Parmi les fondements juridiques invoqués par les commerçants, l’on trouvait logiquement la force majeure. L’épidémie de covid et/ou les mesures administratives consécutives ne constituaient-elles pas des événements « échappant au contrôle du débiteur » ne pouvant « être raisonnablement prévus lors de la conclusion du contrat » de bail commercial dont « les effets ne peuvent être évités par des mesures appropriées », qui ont empêché le débiteur d’exécuter ses obligations de paiement (art. 1218 al. 1 C. civ.) ? Dans l’affirmative, ces obligations sont suspendues pendant la durée de la fermeture administrative, soit anéanties du fait de la résolution du contrat (art. 1218 al. 2 C. civ.). Le droit des contrats spéciaux avait également été mobilisé par les preneurs. Ces derniers tentaient de faire reconnaître un manquement du bailleur à son obligation de délivrance justifiant une inexécution corrélative sur le fondement de l’exception d’inexécution (art. 1219 C. civ.) ou encore l’assimilation de la fermeture des commerces à la perte de la chose louée au sens de l’article 1722 du Code civil, fondant notamment une diminution du prix.
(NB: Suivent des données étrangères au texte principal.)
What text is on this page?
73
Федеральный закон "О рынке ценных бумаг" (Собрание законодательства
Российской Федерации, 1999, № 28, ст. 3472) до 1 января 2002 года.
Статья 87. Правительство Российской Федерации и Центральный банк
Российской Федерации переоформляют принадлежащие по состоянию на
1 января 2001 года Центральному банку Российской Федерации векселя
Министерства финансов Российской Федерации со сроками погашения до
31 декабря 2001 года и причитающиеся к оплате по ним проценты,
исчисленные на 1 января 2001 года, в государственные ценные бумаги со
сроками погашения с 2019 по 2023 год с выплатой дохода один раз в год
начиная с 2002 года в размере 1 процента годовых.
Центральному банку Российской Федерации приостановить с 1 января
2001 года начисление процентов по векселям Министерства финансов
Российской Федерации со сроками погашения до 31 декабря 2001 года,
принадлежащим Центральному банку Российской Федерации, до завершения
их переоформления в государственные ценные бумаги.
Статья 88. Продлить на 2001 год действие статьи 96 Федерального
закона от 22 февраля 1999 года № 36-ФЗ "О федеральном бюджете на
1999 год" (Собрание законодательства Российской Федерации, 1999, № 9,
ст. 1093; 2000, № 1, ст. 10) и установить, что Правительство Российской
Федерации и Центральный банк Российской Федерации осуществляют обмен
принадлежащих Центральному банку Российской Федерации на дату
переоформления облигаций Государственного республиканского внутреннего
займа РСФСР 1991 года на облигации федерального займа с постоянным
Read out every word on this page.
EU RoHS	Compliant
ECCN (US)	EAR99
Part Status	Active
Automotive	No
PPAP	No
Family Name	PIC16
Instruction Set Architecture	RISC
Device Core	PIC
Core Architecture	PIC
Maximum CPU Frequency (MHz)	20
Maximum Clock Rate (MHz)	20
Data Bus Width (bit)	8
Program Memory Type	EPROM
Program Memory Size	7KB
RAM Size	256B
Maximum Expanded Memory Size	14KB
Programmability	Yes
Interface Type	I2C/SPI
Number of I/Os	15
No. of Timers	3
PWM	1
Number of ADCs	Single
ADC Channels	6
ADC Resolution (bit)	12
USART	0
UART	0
La diversité des décisions du fond rendues sur ce sujet, bien souvent en référé, rendait nécessaire une intervention de la Cour de cassation afin que celle-ci satisfasse à sa mission première : unifier l’interprétation du droit. Saisie de plus de trente pourvois, elle en a retenu trois lui permettant, selon ses termes, « de répondre à des questions de principe posées par cette situation » et donc de définir sa jurisprudence.
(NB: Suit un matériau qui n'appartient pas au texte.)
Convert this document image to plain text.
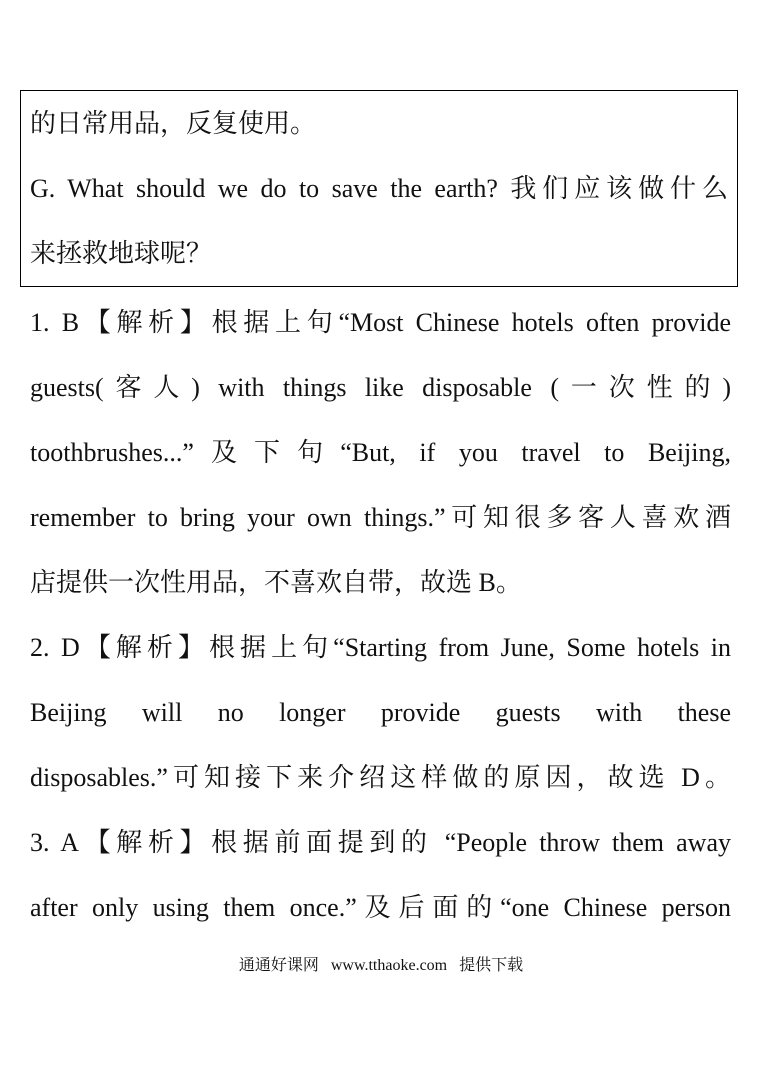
的日常用品，反复使用。
G. What should we do to save the earth? 我们应该做什么
来拯救地球呢？
1. B【解析】根据上句“Most Chinese hotels often provide
guests(客人) with things like disposable (一次性的)
toothbrushes...”及下句“But, if you travel to Beijing,
remember to bring your own things.”可知很多客人喜欢酒
店提供一次性用品，不喜欢自带，故选 B。
2. D【解析】根据上句“Starting from June, Some hotels in
Beijing will no longer provide guests with these
disposables.”可知接下来介绍这样做的原因，故选 D。
3. A【解析】根据前面提到的 “People throw them away
after only using them once.”及后面的“one Chinese person
通通好课网 www.tthaoke.com 提供下载
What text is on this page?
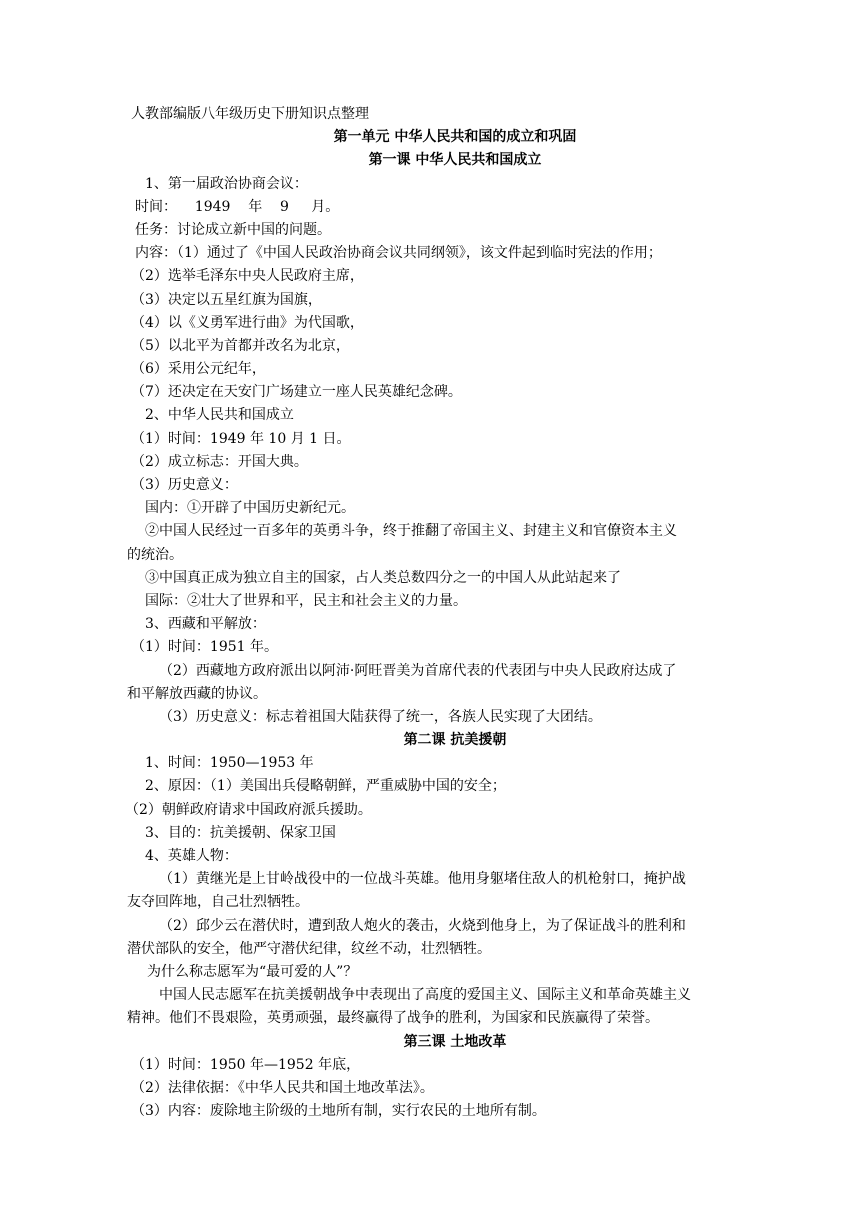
人教部编版八年级历史下册知识点整理
第一单元 中华人民共和国的成立和巩固
第一课 中华人民共和国成立
1、第一届政治协商会议：
时间：    1949    年    9     月。
任务：讨论成立新中国的问题。
内容：（1）通过了《中国人民政治协商会议共同纲领》，该文件起到临时宪法的作用；
（2）选举毛泽东中央人民政府主席，
（3）决定以五星红旗为国旗，
（4）以《义勇军进行曲》为代国歌，
（5）以北平为首都并改名为北京，
（6）采用公元纪年，
（7）还决定在天安门广场建立一座人民英雄纪念碑。
2、中华人民共和国成立
（1）时间：1949 年 10 月 1 日。
（2）成立标志：开国大典。
（3）历史意义：
国内：①开辟了中国历史新纪元。
②中国人民经过一百多年的英勇斗争，终于推翻了帝国主义、封建主义和官僚资本主义
的统治。
③中国真正成为独立自主的国家，占人类总数四分之一的中国人从此站起来了
国际：②壮大了世界和平，民主和社会主义的力量。
3、西藏和平解放：
（1）时间：1951 年。
（2）西藏地方政府派出以阿沛·阿旺晋美为首席代表的代表团与中央人民政府达成了
和平解放西藏的协议。
（3）历史意义：标志着祖国大陆获得了统一，各族人民实现了大团结。
第二课 抗美援朝
1、时间：1950—1953 年
2、原因：（1）美国出兵侵略朝鲜，严重威胁中国的安全；
（2）朝鲜政府请求中国政府派兵援助。
3、目的：抗美援朝、保家卫国
4、英雄人物：
（1）黄继光是上甘岭战役中的一位战斗英雄。他用身躯堵住敌人的机枪射口，掩护战
友夺回阵地，自己壮烈牺牲。
（2）邱少云在潜伏时，遭到敌人炮火的袭击，火烧到他身上，为了保证战斗的胜利和
潜伏部队的安全，他严守潜伏纪律，纹丝不动，壮烈牺牲。
为什么称志愿军为“最可爱的人”？
中国人民志愿军在抗美援朝战争中表现出了高度的爱国主义、国际主义和革命英雄主义
精神。他们不畏艰险，英勇顽强，最终赢得了战争的胜利，为国家和民族赢得了荣誉。
第三课 土地改革
（1）时间：1950 年—1952 年底，
（2）法律依据：《中华人民共和国土地改革法》。
（3）内容：废除地主阶级的土地所有制，实行农民的土地所有制。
Les décisions du 30 juin 2022 laisseront les preneurs et leurs avocats bien démunis puisque la troisième chambre civile de la Cour de cassation écarte tour à tour chacun des fondements invoqués au soutien du non-paiement des loyers. Elle refuse tout d’abord de constater une quelconque inexécution du bailleur. La fermeture administrative ne saurait être assimilée à un manquement du loueur à son obligation de délivrance : la mesure de fermeture ne lui est pas « imputable » du fait de son effet « général et temporaire, sans lien avec la destination contractuelle du local loué ». Les locataires ne peuvent dès lors se prévaloir de l’exception d’inexécution pour refuser de payer les sommes dues. C’est en considération de la même justification que la Cour de cassation réfute l’existence d’une « perte de la chose louée » au sens de l’article 1722 du Code civil. C’est enfin la force majeure qui est désactivée. Sans laisser la place à une discussion casuistique sur la réunion des critères de la force majeure (extériorité, imprévisibilité et irrésistibilité), la troisième chambre se fonde sur la qualité de celui qui invoque l’évènement de force majeure. Dans les configurations envisagées, il s’agit du créancier de l’obligation de délivrance et de jouissance du bien. Or, selon la solution retenue, « le créancier qui n’a pu profiter de la contrepartie à laquelle il avait droit ne peut obtenir la résolution du contrat ou la suspension de son obligation en invoquant la force majeure ». Est donc réitérée une solution précédemment affirmée dans un arrêt remarqué du 25 novembre 2020 (Civ. 1ère, 25 nov. 2020, n°19-21060). La force majeure s’avère donc totalement inutile pour les preneurs.

Faute de fondements justifiant une suspension ou une résolution de leurs obligations de paiement pendant la période litigieuse, les sommes sont bien dues sur le fondement du contrat de bail commercial, dont la force obligatoire ne saurait être entachée. L’heure du paiement pour les locataires semble donc venue, et ce d’autant plus que la Cour de cassation valide la solution d’une cour d’appel ayant retenu que l’obligation de paiement du loyer n’est pas sérieusement contestable, ce qui ouvre la voie à des actions en paiement en référé pour les bailleurs.